The taxation of multinational corporations entails a number of complications beyond those that accompany ordinary business taxation. One of the most complex and important aspects of taxing multinational firms is the treatment of interest expenses. Multinational firms may borrow money in one country in order to deploy the funds elsewhere. Firms are entitled to claim tax deductions for their interest costs, but the countries in which they borrow may not permit all of the associated interest expenses to be deducted against local income for tax purposes. The method used to calculate allowable interest tax deductions can, in tum, affect financing choices and operating decisions. American tax law permits only partial deductibility of the interest expenses of multinational firms.
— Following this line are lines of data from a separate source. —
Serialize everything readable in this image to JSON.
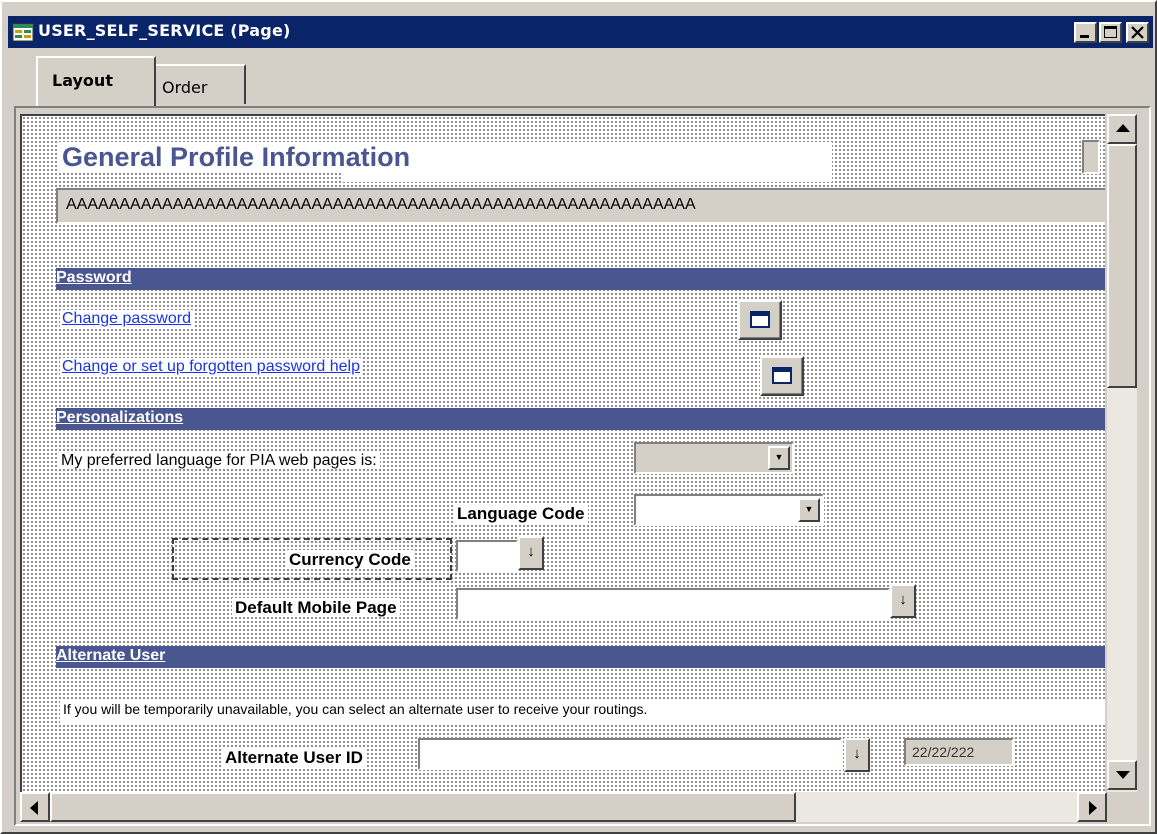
{
  "window": {
    "title": "USER_SELF_SERVICE (Page)",
    "controls": [
      "minimize-icon",
      "maximize-icon",
      "close-icon"
    ]
  },
  "tabs": [
    {
      "label": "Layout",
      "active": true
    },
    {
      "label": "Order",
      "active": false
    }
  ],
  "page": {
    "title": "General Profile Information",
    "placeholder_field": "AAAAAAAAAAAAAAAAAAAAAAAAAAAAAAAAAAAAAAAAAAAAAAAAAAAAAAAAAAA",
    "sections": {
      "password": "Password",
      "personalizations": "Personalizations",
      "alternate_user": "Alternate User"
    },
    "links": {
      "change_password": "Change password",
      "forgotten_help": "Change or set up forgotten password help"
    },
    "labels": {
      "preferred_language": "My preferred language for PIA web pages is:",
      "language_code": "Language Code",
      "currency_code": "Currency Code",
      "default_mobile_page": "Default Mobile Page",
      "alternate_info": "If you will be temporarily unavailable, you can select an alternate user to receive your routings.",
      "alternate_user_id": "Alternate User ID"
    },
    "date_field": "22/22/222"
  },
  "colors": {
    "titlebar": "#0a246a",
    "section_bar": "#4a5690",
    "link": "#1a36e8",
    "chrome": "#d4d0c8"
  }
}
U.S. law specifies rules that determine the extent to which interest costs incurred by multinational firms in the United States can be deducted for tax purposes against U.S. income. These rules are often changed, the last major change occurring in 1986. This paper describes the impact on firm behavior of the change in the U.S. interest allocation rules introduced by the Tax Reform Act of 1986. The act significantly reduced the tax deductibility of the U.S. interest expenses of certain American multinational corporations. Congress changed the law in 1986 because it was concerned that U.S.-based firms received tax deductions for interest expenses on borrowing undertaken in the United States to enhance their profits overseas. The act introduced a new formula for multinational firms to use in calculating the fraction of their interest expenses that can be deducted against taxable income in the United States.